Deep Learning Techniques
KeyBERT leverages large language model embeddings (here, BERT) and cosine similarity to extract keywords most similar to the document. Its methodology can be described as –
i. Document-level representation, where we utilise BERT to generate a document-level embedding.
ii. Candidate generation and representation, where we use count vectorizer (or similar) to select n-grams and use BERT to generate embeddings of these n-grams.
iii. Candidate scoring, where we calculate the similarity between document and candidate embeddings using cosine similarity:
iv. Optional — increase diversity of keywords using Max Sum Similarity and/or Maximal Marginal Relevance.
v. Final ranking, where we sort by descending order of final scores and select top-N candidates as our top-N keywords.
KeyBERT is domain-independent and language-independent, however has the following drawbacks –
- Relies on modern language models — this can result in slow performance when using large language models.
- Relies heavily on vectorizers to generate candidates. When coupled with stop word removal, these vectorizers can generate candidates that do not exist in the document.

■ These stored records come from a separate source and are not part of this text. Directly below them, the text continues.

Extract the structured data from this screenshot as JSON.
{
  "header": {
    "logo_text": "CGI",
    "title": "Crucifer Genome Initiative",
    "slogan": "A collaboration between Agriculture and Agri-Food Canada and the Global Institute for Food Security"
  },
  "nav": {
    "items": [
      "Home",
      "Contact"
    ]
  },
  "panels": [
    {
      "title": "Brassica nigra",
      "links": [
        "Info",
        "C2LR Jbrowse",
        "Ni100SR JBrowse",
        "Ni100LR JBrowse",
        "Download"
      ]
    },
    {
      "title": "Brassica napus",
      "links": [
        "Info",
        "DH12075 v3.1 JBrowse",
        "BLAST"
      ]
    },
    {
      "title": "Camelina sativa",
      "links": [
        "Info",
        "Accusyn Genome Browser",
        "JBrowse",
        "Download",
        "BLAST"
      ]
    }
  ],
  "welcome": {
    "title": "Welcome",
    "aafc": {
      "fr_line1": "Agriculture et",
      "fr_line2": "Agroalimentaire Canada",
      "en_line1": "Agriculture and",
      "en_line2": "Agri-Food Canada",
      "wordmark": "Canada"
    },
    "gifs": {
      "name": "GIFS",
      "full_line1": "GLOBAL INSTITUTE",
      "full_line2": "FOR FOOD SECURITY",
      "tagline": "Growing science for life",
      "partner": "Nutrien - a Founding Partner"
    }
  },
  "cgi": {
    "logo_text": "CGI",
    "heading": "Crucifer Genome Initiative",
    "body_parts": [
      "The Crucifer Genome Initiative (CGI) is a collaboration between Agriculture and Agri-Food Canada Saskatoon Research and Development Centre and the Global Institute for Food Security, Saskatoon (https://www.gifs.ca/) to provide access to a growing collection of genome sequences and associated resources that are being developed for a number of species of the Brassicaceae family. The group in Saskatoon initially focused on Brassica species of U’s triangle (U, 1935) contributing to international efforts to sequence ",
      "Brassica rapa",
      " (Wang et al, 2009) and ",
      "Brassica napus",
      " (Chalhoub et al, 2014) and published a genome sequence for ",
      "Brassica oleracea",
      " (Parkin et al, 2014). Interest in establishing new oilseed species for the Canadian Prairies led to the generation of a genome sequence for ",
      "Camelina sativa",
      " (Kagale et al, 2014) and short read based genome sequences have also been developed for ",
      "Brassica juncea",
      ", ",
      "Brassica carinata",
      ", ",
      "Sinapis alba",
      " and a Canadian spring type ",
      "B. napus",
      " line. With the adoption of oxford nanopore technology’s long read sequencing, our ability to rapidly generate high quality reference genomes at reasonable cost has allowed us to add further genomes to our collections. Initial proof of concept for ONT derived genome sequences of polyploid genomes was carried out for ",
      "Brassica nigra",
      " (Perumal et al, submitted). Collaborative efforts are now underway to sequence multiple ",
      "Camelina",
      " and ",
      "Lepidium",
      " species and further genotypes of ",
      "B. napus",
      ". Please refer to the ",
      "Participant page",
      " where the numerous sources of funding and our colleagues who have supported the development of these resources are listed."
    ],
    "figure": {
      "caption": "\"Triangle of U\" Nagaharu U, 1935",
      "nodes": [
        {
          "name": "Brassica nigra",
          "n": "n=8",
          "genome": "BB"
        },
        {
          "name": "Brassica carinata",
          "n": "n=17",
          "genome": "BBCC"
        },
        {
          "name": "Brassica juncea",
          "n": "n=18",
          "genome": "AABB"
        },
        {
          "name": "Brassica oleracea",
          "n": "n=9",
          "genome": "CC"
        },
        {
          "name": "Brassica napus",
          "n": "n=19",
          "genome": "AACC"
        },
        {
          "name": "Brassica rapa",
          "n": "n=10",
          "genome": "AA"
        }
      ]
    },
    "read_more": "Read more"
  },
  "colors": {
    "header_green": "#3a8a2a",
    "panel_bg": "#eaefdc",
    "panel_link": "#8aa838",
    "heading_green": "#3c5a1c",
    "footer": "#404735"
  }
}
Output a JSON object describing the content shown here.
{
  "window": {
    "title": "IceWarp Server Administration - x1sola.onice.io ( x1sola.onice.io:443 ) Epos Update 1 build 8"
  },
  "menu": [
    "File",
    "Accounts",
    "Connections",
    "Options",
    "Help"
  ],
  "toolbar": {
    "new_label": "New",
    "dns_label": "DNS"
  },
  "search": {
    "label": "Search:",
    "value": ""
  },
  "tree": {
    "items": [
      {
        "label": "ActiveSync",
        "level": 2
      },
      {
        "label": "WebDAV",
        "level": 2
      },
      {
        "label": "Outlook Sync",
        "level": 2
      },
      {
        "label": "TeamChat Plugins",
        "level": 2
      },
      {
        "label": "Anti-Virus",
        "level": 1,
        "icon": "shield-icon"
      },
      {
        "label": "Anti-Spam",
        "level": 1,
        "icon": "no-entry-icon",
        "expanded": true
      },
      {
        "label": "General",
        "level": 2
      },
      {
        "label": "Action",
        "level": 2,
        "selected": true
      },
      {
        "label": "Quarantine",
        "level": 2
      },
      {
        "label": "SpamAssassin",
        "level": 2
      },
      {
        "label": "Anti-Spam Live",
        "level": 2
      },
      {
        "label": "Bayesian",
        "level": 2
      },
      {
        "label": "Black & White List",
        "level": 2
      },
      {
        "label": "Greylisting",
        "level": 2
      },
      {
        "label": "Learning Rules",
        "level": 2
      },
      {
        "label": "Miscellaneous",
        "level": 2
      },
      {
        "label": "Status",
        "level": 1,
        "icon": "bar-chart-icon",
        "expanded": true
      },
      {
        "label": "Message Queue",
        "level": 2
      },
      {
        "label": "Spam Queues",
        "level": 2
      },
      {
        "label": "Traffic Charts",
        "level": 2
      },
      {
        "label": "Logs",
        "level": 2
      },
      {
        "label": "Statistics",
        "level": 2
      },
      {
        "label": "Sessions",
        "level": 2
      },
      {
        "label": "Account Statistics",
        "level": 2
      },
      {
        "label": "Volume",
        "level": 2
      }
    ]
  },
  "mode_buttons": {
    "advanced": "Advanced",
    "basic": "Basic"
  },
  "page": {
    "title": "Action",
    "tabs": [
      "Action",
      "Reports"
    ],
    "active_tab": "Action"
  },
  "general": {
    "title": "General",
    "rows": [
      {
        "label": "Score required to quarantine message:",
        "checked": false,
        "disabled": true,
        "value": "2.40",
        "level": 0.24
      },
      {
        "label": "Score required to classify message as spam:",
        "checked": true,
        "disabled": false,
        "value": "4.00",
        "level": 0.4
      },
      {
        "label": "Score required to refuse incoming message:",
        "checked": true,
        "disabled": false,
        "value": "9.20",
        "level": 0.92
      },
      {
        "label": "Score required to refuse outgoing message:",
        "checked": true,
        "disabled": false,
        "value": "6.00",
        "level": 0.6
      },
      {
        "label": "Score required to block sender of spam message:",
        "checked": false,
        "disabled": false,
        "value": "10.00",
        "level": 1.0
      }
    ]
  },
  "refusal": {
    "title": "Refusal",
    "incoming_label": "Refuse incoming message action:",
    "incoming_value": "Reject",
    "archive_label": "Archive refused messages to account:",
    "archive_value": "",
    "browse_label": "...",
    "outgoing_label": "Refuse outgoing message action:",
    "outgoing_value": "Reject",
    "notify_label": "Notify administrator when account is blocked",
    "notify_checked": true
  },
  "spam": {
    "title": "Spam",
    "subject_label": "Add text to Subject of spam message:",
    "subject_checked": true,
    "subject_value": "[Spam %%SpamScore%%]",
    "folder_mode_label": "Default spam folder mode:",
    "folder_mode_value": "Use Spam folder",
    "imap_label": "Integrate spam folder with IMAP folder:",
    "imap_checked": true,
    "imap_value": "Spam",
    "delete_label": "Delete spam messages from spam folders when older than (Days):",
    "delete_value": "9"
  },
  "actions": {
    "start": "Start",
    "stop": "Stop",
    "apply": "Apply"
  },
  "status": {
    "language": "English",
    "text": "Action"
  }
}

- Often requires additional help in the form of MSS / MMR to increase diversity of candidates.
In conclusion, keyword research and extraction has changed the face of modern e-commerce. The impact of machine learning in keyword extraction for e-commerce is undeniable. The ability of algorithms to identify the most relevant and important words quickly and accurately within a large amount of text has revolutionised the process of creating and optimising content for e-commerce. The ability to identify these keywords in real-time with minimal human intervention and generate highly targeted content has enabled e-commerce websites to improve their search rankings, discover new trends in their markets, and become much more effective at generating sales and improving the overall experience of their visitors. With potent tools such as machine learning and NLP, the future of e-commerce is bright.